Lastly, Plaintiff requests the Court remand this case for an award of benefits. Dkt. 15, p. 12. The Court may remand a case "either for additional evidence and findings or to award benefits." Smolen v. Chater, 80 F.3d 1273, 1292 (9th Cir. 1992). Generally, when the Court reverses an ALJ's decision, "the proper course, except in rare circumstances, is to remand to the agency for additional investigation or explanation." Benecke v. Barnhart, 379 F.3d 587, 595 (9th Cir. 2004) (citations omitted). However, the Ninth Circuit created a "test for determining when evidence should be credited and an immediate award of benefits directed." Harman v. Apfel, 211 F.3d 1172, 1178 (9th Cir. 2000). Specifically, benefits should be awarded where:
(1) the ALJ has failed to provide legally sufficient reasons for rejecting [the claimant's] evidence, (2) there are no outstanding issues that must be resolved before a determination of disability can be made, and (3) it is clear from the record that the ALJ would be required to find the claimant disabled were such evidence credited.Smolen, 80 F.3d at 1292.
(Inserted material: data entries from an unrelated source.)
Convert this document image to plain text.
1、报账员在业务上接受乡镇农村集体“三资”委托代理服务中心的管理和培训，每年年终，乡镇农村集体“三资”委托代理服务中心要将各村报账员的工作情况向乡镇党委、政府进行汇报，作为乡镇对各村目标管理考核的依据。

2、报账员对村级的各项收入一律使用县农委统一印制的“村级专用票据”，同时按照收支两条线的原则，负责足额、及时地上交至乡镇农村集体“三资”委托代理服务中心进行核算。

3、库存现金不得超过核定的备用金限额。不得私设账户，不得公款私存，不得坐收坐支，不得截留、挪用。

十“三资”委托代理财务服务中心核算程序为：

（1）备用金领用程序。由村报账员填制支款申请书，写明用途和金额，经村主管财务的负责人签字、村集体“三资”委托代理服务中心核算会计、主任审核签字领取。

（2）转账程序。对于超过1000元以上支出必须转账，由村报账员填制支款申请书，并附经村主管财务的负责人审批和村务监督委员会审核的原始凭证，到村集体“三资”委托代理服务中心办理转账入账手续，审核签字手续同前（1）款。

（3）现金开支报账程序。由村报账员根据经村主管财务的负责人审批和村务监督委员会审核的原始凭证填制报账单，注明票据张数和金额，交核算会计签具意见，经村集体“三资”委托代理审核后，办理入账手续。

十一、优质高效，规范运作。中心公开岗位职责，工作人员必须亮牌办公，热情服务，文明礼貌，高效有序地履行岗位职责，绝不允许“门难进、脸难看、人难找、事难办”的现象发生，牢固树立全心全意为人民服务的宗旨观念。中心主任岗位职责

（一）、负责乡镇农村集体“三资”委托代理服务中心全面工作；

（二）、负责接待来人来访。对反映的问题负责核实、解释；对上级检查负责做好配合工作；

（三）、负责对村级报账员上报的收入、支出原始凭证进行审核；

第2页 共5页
In this case, the Court has determined the ALJ committed harmful error and has directed the ALJ to re-evaluate the opinion evidence from Dr. Edwards and Ms. Garzilazo, the RFC, and the Step Five findings on remand. Because outstanding issues remain regarding the medical evidence, the RFC, and Plaintiff's ability to perform jobs existing in significant numbers in the national economy, remand for further consideration of this matter is appropriate.
CONCLUSION
Based on the foregoing reasons, the Court hereby finds the ALJ improperly concluded Plaintiff was not disabled. Accordingly, Defendant's decision to deny benefits is reversed and this matter is remanded for further administrative proceedings in accordance with the findings contained herein.
Dated this 23rd day of January, 2019.